Она глубоко вдохнула, почувствовав огромную волну облегчения: бухгалтер Хэмиш не был очередным призраком, всплывшим из ее прошлого.
– Так, Айрис, все это очень хорошо, но я знаю, что пришла ты сюда не за чашечкой кофе. Зачем ты здесь?
– О. – Глаза Айрис расширились. Она неловко теребила сумку, стоявшую в ногах. – Папа… Папа сказал, что лучше зайти, чем звонить по телефону, потому что вы все равно не берете трубку. Я принесла вам кое-что.
Она начала опускать руку к сумке, но замерла.
– Сперва я должна сказать вам: бабушка очень надеется вас увидеть. По поводу дома. Надеется переписать его на вас…
– Я знаю, и я уже говорила им, что не хочу.
– Не хотите? – Айрис выглядела ошеломленной. – Как можно не хотеть? Это лучшее место во всем мире.
Лучшее место в мире. Корд старалась оставаться спокойной.
– Не могу объяснить. Я писала ей об этом.

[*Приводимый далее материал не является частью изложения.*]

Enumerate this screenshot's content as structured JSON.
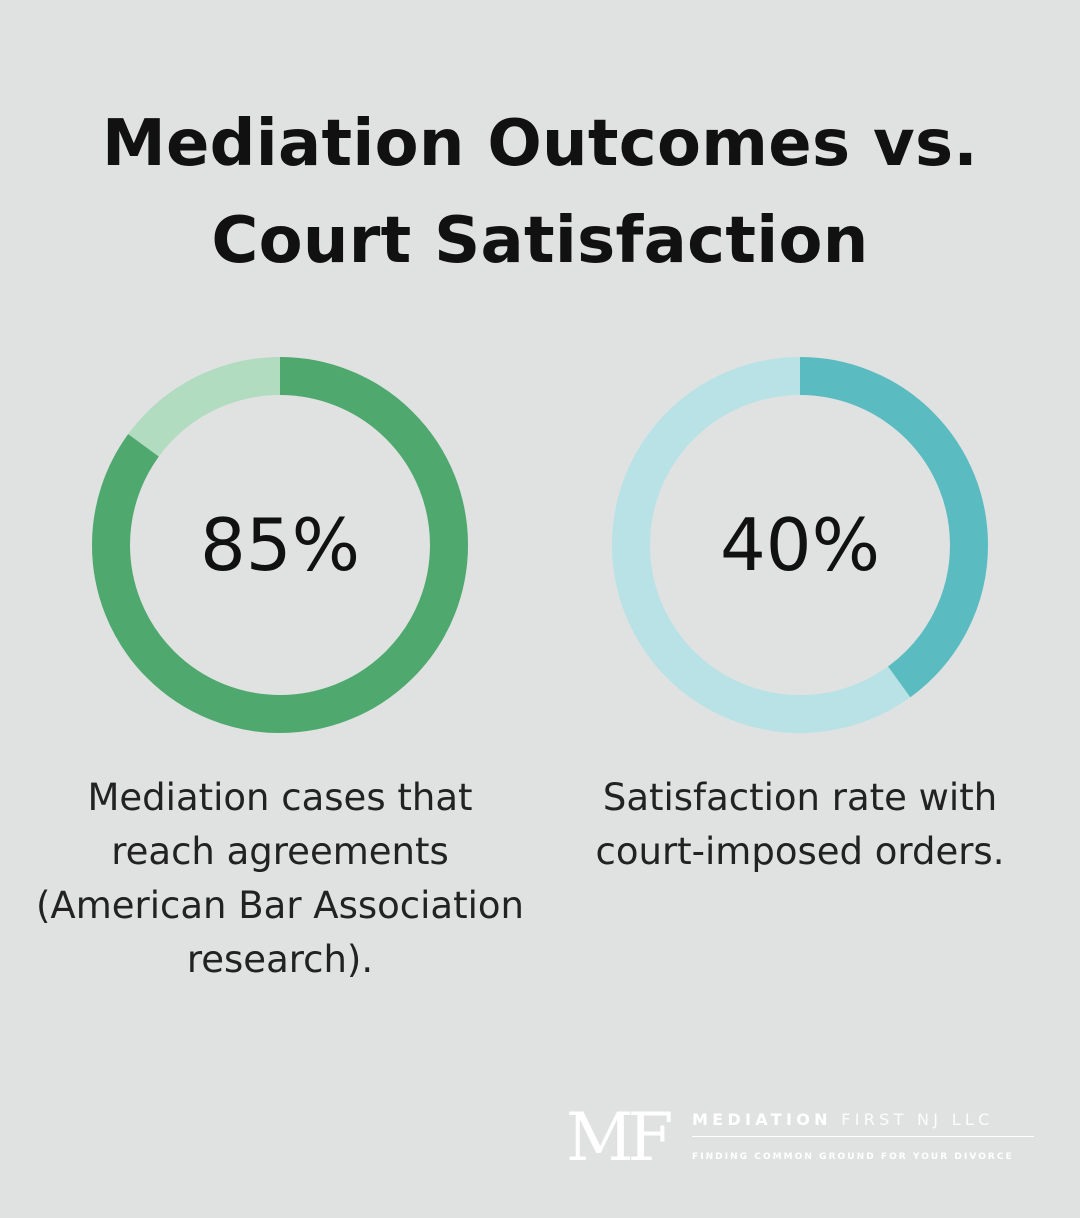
{
  "title_lines": [
    "Mediation Outcomes vs.",
    "Court Satisfaction"
  ],
  "chart_data": [
    {
      "type": "pie",
      "value": 85,
      "label": "85%",
      "caption_lines": [
        "Mediation cases that",
        "reach agreements",
        "(American Bar Association",
        "research)."
      ],
      "color": "#4fa86e",
      "track_color": "#b1dcc0"
    },
    {
      "type": "pie",
      "value": 40,
      "label": "40%",
      "caption_lines": [
        "Satisfaction rate with",
        "court-imposed orders."
      ],
      "color": "#5abbc1",
      "track_color": "#b8e2e5"
    }
  ],
  "logo": {
    "mark": "MF",
    "name_bold": "MEDIATION",
    "name_light": "FIRST NJ LLC",
    "tagline": "FINDING COMMON GROUND FOR YOUR DIVORCE"
  }
}
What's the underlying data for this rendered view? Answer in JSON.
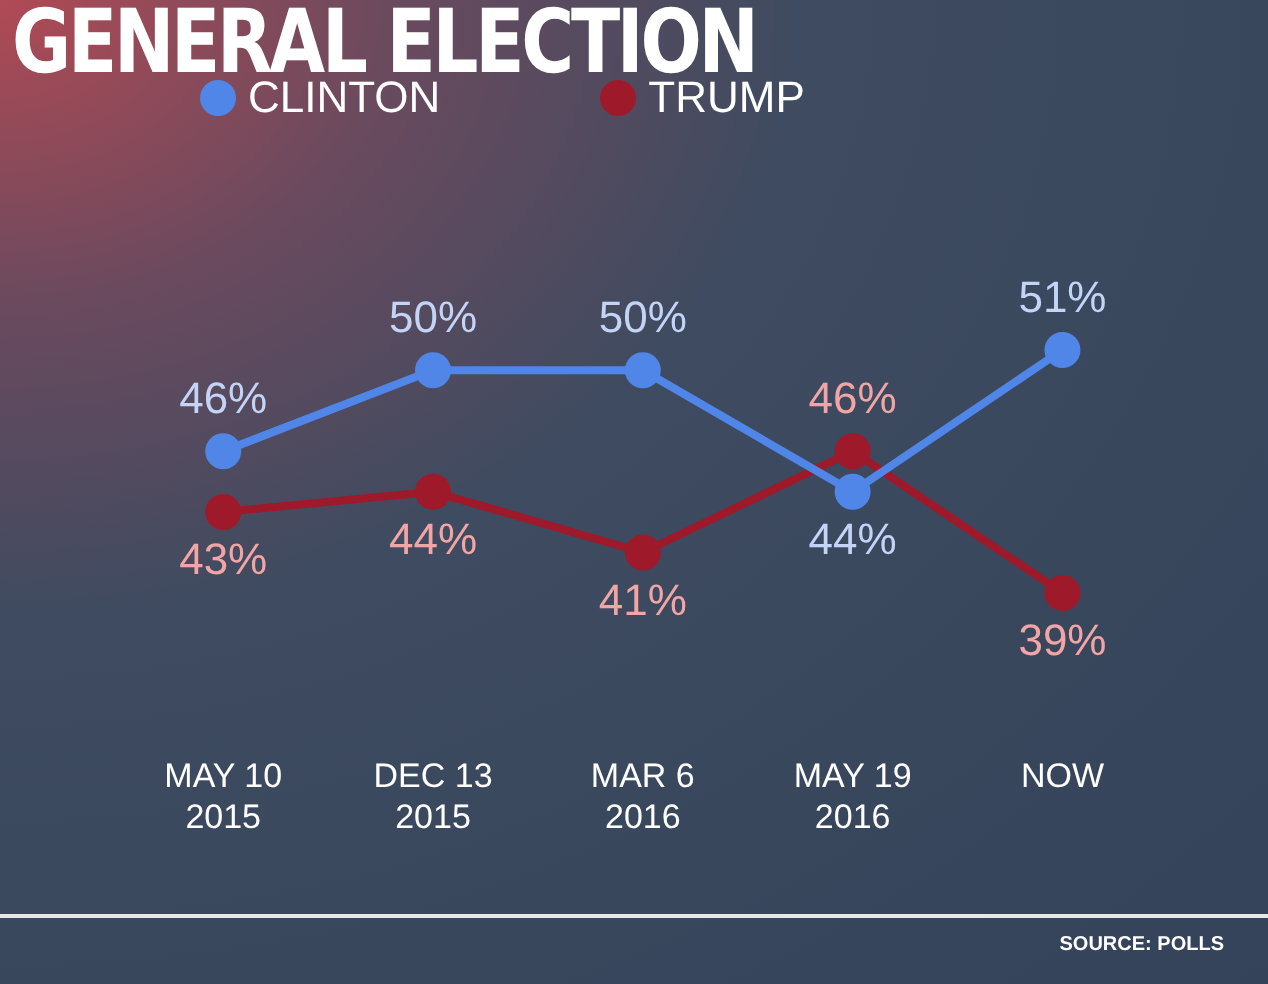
{
  "chart_data": {
    "type": "line",
    "title": "GENERAL ELECTION",
    "categories": [
      "MAY 10\n2015",
      "DEC 13\n2015",
      "MAR 6\n2016",
      "MAY 19\n2016",
      "NOW"
    ],
    "series": [
      {
        "name": "CLINTON",
        "color": "#4f86e8",
        "values": [
          46,
          50,
          50,
          44,
          51
        ],
        "value_labels": [
          "46%",
          "50%",
          "50%",
          "44%",
          "51%"
        ]
      },
      {
        "name": "TRUMP",
        "color": "#9e1a2a",
        "values": [
          43,
          44,
          41,
          46,
          39
        ],
        "value_labels": [
          "43%",
          "44%",
          "41%",
          "46%",
          "39%"
        ]
      }
    ],
    "tick_labels": "x",
    "grid": false,
    "legend": "top left",
    "marker": "circle",
    "line_style": "solid",
    "annotations": [
      "SOURCE: POLLS"
    ]
  }
}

Айрис бросила на нее быстрый взгляд.
– Да. Но она ведь при смерти. Вы… вы же знаете об этом?
– Да, я… я знаю.
Она подумала о том, когда в последний раз виделась с матерью, в Ривер-Уок, после того как умер папа. Алтея внимательно разглядывала себя в коридорном зеркале, похлопывая кожу под подбородком, когда думала, что никто на нее не смотрит. У нее образовались мешки под глазами, кожа стала морщинистой и пористой, словно кусок хлеба, оставленный на солнцепеке, а губы искривились книзу. Уже тогда она начала увядать. Встретиться с ней сейчас означало сидеть напротив нее и лгать ей в глаза об этих годах молчания.